Modulating Endogenous NQO1 Levels Identifies Key Regulatory Mechanisms of Action of β-Lapachone for Pancreatic Cancer Therapy

Purpose: Pancreatic cancer is the fourth leading cause of cancer-related deaths, in which the 5-year survival rate is less than 5%. Current standard of care therapies offer little selectivity and high toxicity. Novel, tumor-selective approaches are desperately needed. Although prior work suggested that beta-lapachone (beta-lap) could be used for the treatment of pancreatic cancers, the lack of knowledge of the compound's mechanism of action prevented optimal use of this agent. Experimental Design: We examined the role of NAD(P) H: quinone oxidoreductase-1 (NQO1) in beta-lap-mediated antitumor activity, using a series of MIA PaCa-2 pancreatic cancer clones varying in NQO1 levels by stable shRNA knockdown. The antitumor efficacy of beta-lap was determined using an optimal hydroxypropyl-beta-cyclodextran (HP beta-CD) vehicle formulation in metastatic pancreatic cancer models.

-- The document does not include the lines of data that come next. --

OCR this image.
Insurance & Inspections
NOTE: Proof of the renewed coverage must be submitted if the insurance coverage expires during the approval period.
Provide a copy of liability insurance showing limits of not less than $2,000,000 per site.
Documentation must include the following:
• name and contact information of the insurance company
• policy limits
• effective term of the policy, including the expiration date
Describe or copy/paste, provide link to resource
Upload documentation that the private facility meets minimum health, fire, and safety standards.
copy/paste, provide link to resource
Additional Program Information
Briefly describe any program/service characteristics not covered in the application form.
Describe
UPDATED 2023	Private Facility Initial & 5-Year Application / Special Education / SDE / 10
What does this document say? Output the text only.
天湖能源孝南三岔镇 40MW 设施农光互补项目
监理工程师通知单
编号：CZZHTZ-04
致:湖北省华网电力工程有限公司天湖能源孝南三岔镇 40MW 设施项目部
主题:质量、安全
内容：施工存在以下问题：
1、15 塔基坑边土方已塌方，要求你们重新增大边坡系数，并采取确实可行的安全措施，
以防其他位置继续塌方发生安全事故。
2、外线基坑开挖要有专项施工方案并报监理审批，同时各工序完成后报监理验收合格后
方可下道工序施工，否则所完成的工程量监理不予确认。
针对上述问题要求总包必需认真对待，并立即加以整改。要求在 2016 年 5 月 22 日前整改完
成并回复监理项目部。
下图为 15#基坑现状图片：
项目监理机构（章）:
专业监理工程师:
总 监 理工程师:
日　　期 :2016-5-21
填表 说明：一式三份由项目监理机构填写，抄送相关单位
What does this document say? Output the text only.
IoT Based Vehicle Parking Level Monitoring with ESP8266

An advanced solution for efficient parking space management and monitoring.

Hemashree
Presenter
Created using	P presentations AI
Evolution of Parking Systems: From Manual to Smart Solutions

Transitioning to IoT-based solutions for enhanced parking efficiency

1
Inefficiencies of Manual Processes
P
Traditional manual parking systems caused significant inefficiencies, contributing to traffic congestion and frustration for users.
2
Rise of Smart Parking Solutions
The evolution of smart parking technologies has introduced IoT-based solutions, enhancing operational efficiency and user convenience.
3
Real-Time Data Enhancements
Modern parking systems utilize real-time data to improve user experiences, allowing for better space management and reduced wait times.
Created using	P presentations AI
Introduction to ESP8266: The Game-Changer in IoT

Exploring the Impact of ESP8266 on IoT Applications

Results: beta-Lap-mediated cell death required similar to 90 enzymatic units of NQO1. Essential downstream mediators of lethality were as follows: (i) reactive oxygen species (ROS); (ii) single-strand DNA breaks induced by ROS; (iii) poly(ADP-ribose) polymerase-1 (PARP1) hyperactivation; (iv) dramatic NAD(+)/ATP depletion; and (v) programmed necrosis. We showed that 1 regimen of beta-lap therapy (5 treatments every other day) efficaciously regressed and reduced human pancreatic tumor burden and dramatically extended the survival of athymic mice, using metastatic pancreatic cancer models. Conclusions: Because NQO1 enzyme activities are easily measured and commonly overexpressed (i. e., >70%) in pancreatic cancers 5- to 10-fold above normal tissue, strategies using beta-lap to efficaciously treat pancreatic cancers are indicated. On the basis of optimal drug formulation and efficacious antitumor efficacy, such a therapy should be extremely safe and not accompanied with normal tissue toxicity or hemolytic anemia. Clin Cancer Res; 17(2); 275-85. (C)2011 AACR.